Share your reaction to the topic of the sexualization of early childhood. 



Sexualization is not the same as sexuality or sex. Sexualization has to do with treating other people and sometimes oneself, as “objects of sexual desire… as things rather than as people with legitimate sexual feelings of their own” According to a Report of an American Psychological Association Task Force on the Sexualization of Girls (APA, 2007). Sex and childhood do not go together in regard to sexualization. Sexualization is pure exploitation stemming from the media (books, magazines and store advertisement) television, internet as well as social media (facebook, twitter, i-phones, etc.). 



Provide three or more examples, from your personal or professional experience, that further illustrate the exposure of young children to a highly sexualized environment. 



1. Social media, Facebook, InstaGram, is now exploiting young girls in mature attire saying that they are young Diva’s. These young toddlers have high heels on, make-up and teen-age up-do’s.
2. Young children in our local elementary school (Kindergarten to 5th grade) are smoking cigarettes and marijuana. This was noticed by a local high school student while walking from school.
3. Boys and girls as young as kindergarten are coming home telling their parents that they have several “girlfriends” / "boyfriends", girls are saying they kissed a boy. Boys are saying they kissed a girl. 

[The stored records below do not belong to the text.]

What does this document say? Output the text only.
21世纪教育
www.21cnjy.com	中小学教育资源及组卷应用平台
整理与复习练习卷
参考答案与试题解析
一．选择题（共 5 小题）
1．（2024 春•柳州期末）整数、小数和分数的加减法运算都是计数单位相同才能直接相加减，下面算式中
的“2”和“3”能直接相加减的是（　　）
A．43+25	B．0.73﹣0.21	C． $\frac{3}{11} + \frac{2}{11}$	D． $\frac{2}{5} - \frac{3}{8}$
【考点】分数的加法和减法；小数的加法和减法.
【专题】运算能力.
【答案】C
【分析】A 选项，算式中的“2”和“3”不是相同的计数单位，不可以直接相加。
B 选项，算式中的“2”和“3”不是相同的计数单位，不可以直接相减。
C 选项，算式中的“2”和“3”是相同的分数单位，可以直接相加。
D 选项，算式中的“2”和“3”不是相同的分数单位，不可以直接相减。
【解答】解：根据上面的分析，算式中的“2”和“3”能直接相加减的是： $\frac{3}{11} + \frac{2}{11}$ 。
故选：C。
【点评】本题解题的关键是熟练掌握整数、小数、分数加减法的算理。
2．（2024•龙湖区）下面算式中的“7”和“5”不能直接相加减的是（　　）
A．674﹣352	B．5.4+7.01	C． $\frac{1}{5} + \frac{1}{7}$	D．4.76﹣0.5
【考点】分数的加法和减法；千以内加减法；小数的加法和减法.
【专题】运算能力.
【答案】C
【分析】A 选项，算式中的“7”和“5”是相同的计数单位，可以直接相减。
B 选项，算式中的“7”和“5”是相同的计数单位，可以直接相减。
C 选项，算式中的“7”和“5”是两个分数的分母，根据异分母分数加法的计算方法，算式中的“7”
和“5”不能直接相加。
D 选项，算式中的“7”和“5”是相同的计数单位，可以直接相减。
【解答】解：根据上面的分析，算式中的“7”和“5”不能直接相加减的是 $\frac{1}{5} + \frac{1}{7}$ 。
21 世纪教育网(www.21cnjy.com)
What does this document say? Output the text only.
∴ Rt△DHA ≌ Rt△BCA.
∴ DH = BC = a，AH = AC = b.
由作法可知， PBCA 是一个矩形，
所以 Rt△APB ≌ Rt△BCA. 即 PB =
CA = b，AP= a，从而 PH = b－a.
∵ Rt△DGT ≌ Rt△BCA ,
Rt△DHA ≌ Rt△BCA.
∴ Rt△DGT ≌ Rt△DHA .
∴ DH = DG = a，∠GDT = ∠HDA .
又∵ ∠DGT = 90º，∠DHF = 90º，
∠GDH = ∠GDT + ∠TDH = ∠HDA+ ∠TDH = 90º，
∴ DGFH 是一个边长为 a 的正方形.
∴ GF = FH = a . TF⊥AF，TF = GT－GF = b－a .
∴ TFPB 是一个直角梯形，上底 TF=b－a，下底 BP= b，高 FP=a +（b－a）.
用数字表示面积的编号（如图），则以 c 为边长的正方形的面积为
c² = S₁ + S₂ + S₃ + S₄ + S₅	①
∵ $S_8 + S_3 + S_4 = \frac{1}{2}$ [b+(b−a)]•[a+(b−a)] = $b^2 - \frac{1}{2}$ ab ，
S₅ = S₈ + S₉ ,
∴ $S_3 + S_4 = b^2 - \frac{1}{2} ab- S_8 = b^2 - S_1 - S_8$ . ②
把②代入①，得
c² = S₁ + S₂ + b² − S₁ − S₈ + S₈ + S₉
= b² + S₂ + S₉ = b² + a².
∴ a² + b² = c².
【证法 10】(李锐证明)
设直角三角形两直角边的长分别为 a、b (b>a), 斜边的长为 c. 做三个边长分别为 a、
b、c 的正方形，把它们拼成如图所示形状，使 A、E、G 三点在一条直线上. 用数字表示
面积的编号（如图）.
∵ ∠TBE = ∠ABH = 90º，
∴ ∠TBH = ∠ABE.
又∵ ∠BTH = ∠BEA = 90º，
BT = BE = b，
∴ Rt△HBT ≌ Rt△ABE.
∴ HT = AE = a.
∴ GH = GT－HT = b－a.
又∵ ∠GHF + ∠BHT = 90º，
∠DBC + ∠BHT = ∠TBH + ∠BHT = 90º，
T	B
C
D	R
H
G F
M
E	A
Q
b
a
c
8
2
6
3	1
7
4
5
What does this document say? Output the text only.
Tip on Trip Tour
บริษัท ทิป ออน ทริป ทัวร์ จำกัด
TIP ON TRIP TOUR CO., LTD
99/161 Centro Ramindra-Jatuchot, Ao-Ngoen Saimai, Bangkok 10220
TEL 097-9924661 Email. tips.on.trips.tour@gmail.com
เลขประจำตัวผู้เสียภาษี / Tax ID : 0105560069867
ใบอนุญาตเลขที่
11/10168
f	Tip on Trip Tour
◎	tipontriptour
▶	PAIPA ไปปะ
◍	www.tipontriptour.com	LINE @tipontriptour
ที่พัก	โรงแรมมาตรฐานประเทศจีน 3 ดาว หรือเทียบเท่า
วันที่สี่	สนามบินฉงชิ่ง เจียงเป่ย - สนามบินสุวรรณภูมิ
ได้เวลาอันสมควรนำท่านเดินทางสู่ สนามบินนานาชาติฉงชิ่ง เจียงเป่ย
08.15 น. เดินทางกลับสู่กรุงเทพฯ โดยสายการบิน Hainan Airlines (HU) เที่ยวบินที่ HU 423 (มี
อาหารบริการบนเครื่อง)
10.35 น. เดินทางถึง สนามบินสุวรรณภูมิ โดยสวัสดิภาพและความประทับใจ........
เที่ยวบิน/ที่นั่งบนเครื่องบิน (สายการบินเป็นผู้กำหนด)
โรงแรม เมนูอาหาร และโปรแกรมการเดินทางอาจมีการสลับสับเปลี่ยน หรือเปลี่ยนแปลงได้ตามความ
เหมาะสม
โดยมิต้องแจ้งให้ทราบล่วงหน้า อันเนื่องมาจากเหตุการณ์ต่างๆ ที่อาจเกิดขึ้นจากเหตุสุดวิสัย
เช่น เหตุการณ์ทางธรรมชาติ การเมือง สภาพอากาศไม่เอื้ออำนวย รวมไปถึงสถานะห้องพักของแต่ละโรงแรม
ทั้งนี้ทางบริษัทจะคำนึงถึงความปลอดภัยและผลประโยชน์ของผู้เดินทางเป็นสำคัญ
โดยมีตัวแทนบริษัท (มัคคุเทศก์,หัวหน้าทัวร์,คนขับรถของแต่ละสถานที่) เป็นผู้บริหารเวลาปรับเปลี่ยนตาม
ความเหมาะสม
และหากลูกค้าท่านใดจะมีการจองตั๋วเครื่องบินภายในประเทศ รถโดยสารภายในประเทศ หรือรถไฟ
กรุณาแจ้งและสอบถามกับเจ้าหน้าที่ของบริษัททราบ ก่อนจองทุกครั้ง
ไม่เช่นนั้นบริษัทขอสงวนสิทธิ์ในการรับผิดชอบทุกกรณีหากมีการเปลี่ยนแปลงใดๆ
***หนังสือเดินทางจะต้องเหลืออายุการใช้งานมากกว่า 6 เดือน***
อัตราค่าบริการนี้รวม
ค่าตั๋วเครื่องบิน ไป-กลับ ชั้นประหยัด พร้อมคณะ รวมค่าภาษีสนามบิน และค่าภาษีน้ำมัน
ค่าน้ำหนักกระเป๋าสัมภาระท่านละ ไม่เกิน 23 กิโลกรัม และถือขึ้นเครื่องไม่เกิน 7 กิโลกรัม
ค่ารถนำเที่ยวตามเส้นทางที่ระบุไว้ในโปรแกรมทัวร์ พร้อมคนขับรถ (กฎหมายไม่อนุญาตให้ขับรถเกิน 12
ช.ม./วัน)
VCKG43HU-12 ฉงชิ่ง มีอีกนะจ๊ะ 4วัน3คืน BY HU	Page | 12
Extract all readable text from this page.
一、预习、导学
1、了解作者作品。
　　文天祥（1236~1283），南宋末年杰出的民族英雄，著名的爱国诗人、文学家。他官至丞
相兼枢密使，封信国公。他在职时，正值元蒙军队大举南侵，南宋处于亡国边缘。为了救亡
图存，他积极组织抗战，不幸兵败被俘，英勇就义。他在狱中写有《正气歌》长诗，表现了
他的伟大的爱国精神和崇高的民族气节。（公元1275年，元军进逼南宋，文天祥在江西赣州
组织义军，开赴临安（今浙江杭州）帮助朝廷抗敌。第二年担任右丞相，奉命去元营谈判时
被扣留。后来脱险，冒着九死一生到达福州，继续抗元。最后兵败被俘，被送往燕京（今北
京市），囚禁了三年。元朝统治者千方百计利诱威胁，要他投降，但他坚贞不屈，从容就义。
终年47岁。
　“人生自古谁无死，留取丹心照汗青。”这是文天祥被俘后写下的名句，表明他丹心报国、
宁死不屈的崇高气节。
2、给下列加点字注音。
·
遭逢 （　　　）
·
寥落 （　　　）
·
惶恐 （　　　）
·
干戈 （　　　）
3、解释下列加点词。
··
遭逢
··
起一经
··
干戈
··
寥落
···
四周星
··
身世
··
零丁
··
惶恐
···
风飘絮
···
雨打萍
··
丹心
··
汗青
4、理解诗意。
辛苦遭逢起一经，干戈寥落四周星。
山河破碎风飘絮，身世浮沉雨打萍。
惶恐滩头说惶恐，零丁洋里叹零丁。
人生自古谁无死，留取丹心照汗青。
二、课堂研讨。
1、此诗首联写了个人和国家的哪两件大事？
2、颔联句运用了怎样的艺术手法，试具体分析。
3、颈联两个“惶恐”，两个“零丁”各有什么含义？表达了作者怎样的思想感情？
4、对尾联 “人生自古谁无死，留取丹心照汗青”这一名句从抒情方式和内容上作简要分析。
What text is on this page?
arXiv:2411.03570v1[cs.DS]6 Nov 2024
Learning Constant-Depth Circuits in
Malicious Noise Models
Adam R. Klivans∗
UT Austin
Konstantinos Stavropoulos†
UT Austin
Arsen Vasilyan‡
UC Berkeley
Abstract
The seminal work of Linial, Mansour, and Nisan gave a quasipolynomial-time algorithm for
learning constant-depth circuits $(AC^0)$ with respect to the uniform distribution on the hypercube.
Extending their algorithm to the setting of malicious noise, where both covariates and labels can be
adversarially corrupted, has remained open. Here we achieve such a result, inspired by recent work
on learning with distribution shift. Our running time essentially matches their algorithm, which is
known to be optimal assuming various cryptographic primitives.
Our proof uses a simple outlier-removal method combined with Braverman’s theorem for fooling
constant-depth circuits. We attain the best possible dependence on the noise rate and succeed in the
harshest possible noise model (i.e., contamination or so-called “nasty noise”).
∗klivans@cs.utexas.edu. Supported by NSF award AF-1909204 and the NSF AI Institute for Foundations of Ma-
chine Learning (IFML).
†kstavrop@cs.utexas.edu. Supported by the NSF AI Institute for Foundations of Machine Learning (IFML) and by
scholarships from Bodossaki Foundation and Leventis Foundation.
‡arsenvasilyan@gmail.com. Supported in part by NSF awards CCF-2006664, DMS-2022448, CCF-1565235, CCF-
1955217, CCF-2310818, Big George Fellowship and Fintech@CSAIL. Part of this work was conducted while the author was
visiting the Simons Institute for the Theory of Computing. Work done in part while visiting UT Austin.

4. When I taught an infant class, one mother came in with an infant about 12-15 months old saying let me go get her cell phone out of the car, she does not like to be without it. It was a toy very similar to the real cell phone. 






Explain the implications this may have on children’s healthy development. Include ideas you might have, as an early childhood professional, to best respond to these concerns and to reduce the negative impact on children. 



Children learn at a very young age that their value is determined by how beautiful, thin, “hot” and sexy they are. Yet, this behavior makes sense given the sexualized environment that surrounds them ~ social media (Levin & Kilbourne, 2009). Children will suffer from poor self-image and self-esteem. Their understanding of gender, sexuality and relationships will suffer.  Children will get mixed messages that relationships are bad; they won’t know what constitutes good behaviors. 



 
Describe the ways in which your awareness of the sexualization of early childhood has been influenced and/or modified by studying the topic this week.


We studied and read about gender identity. At an early age children recognize differences in male and female relationships.  Boys are made to believe they are the stronger sex and girls are made to believe they are the lighter more free flowing sex. We learned this is not true. Yet, social media is still hosting impressions by sexy clothing, lip stick, make-up for very young girls. Also, that girl’s are cute when they are thin, have long hair and pretty eyes and light skin. Studying anti-bias curriculum refutes all the myths that society places on gender. 




Reference

Levin, D. E., & Kilbourne, J. (2009). [Introduction]. So sexy so soon: The new sexualized 
childhood and what parents can do to protect their kids (pp. 1-8). New York: Ballantine Books.

1 comment:

  1. Nancy,

    Your examples are alarming, but they demonstrate the seriousness of this topic. It is upsetting what kind of messages our children are receiving from movies, music, and social media. I was taught that relationships were based on communication, honesty, kindness, and support. Children today are learning relationships are based on beauty, sex, and control. Children are receiving negative messages that who they are in the inside is not important, but how they look and what they have is more important. Teachers and parents are faced with the challenge of guiding children and helping them with gender identity, building their self-esteem, and teaching them about positive relationships. Thanks for sharing.